Researchers at the University of Florida (UF; Gainesville, USA) conducted a retrospective, case-control study involving 94 participants to assess a quick olfactory test to aid diagnose of AD. More...
Participants with probable AD (18 subjects), mild cognitive impairment (MCI, 24 subjects), other causes of dementia (OD, 26 subjects) and matched controls (26 subjects) were tested, with closed eyes, for their ability to detect peanut butter, held at the bottom of a 30 cm ruler and moved up one cm at a time during the participants' exhale. Upon odor detection, the distance between the subject's nostril and the peanut butter container was measured.

The results showed a dramatic difference in the mean odor detection difference (in centimeters) between the left and right nostrils of patients in the early stages of AD. The left nostril was impaired and did not detect the smell until it was 12 centimeters closer to the nose than the right nostril. For the other groups, the difference between the left and right nostrils was much smaller; − 1.9 for MCI; +4.8 for OD; and no difference for the matched controls. The study was published in the October 15, 2013, issue of the Journal of the Neurological Sciences.

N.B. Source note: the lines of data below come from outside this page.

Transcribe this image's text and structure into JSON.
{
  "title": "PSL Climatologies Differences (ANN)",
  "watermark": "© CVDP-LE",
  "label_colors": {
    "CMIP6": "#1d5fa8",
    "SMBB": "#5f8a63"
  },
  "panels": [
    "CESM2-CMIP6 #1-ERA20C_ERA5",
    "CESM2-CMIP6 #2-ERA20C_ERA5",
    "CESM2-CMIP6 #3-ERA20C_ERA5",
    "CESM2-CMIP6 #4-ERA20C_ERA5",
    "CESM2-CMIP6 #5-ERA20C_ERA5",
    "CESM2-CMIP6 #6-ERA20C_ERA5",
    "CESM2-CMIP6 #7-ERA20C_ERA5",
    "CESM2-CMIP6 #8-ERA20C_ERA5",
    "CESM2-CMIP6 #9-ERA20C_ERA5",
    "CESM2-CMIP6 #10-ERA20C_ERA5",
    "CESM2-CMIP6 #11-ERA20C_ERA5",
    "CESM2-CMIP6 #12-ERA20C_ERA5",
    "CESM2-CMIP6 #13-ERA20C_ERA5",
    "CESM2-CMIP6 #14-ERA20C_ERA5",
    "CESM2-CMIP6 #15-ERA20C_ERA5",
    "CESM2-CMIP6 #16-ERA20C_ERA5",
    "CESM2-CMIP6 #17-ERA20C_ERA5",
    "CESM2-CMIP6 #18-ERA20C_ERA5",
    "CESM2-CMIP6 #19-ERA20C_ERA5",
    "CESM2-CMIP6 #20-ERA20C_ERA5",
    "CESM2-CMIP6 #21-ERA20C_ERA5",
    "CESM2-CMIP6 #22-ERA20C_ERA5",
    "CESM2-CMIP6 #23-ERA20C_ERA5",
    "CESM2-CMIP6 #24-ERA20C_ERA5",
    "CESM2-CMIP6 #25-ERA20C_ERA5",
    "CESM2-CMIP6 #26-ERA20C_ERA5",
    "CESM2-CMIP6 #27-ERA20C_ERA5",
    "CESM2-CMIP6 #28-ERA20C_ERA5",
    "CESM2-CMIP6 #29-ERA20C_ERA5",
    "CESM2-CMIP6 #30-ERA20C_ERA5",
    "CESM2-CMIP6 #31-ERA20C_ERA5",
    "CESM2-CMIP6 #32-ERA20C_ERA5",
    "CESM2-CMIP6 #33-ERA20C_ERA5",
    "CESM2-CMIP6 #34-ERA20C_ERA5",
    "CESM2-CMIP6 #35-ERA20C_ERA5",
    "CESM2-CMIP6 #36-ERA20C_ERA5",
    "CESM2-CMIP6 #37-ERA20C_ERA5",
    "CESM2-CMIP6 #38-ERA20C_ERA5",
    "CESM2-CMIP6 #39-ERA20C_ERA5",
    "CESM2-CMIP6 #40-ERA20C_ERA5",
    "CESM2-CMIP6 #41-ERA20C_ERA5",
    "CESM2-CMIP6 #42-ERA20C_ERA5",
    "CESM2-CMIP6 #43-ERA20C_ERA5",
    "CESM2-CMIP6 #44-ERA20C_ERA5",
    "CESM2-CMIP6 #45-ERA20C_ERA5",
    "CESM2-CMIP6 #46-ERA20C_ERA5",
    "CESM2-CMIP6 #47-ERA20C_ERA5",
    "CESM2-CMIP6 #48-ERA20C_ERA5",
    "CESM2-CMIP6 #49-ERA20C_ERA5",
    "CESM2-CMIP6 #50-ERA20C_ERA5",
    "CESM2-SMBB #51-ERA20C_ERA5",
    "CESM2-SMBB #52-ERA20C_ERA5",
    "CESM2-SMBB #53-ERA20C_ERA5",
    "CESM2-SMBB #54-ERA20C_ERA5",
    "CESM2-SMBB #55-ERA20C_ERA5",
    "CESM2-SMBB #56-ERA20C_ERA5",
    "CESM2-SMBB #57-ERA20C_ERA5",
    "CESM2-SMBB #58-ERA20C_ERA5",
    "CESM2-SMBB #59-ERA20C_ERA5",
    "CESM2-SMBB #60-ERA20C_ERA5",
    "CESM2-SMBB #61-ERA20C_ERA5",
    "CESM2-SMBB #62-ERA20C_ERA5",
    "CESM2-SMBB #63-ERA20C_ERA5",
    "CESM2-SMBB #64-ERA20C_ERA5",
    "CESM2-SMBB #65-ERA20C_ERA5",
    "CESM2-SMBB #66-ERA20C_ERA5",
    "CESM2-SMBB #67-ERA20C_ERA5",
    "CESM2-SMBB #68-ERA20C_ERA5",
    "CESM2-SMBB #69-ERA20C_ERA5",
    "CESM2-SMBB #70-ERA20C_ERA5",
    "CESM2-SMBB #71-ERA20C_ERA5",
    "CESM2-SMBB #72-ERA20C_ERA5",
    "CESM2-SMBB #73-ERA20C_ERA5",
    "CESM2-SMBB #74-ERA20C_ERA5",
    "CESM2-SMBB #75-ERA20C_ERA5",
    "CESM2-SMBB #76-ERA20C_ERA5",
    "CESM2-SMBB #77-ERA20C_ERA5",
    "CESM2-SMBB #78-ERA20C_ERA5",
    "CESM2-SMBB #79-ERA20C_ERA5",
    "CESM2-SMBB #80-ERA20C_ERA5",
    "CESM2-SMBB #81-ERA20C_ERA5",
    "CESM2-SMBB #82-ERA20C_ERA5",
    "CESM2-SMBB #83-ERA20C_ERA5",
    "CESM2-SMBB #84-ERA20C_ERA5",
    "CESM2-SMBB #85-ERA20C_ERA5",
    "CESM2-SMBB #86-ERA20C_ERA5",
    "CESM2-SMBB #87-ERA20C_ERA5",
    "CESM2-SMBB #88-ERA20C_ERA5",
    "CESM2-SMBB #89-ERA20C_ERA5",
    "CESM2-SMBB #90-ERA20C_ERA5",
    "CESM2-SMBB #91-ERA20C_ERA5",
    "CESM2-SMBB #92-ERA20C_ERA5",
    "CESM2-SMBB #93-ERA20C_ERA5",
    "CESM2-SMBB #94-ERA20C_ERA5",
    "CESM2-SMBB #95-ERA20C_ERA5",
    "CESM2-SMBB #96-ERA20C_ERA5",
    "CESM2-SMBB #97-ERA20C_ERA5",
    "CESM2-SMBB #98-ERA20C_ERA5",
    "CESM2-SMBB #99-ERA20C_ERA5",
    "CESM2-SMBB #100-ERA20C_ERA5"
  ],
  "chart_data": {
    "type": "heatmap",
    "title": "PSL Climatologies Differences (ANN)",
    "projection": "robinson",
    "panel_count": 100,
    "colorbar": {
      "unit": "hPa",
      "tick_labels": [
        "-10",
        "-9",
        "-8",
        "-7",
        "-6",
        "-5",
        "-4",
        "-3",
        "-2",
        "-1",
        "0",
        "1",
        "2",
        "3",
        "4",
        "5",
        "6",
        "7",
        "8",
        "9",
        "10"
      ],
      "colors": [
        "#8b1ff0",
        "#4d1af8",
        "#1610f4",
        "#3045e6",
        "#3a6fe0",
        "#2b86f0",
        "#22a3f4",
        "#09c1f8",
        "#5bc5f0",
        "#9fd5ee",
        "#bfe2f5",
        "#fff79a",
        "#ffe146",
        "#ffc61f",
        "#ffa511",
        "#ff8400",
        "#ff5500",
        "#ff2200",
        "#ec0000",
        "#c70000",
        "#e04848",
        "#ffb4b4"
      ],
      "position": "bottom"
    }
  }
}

“At the moment, we can use this test to confirm diagnosis; but we plan to study patients with mild cognitive impairment to see if this test might be used to predict which patients are going to get Alzheimer’s disease,” concluded lead author graduate student Jennifer Stamps, BSc, of the UF McKnight Brain Institute Center for Smell and Taste. “The test could be used by clinics that don’t have access to the personnel or equipment to run other, more elaborate tests required for a specific diagnosis, which can lead to targeted treatment.”

One of the first places in the brain to degenerate in people with AD is the front part of the temporal lobe that evolved from the smell system, which is also the portion of the brain is involved in forming new memories.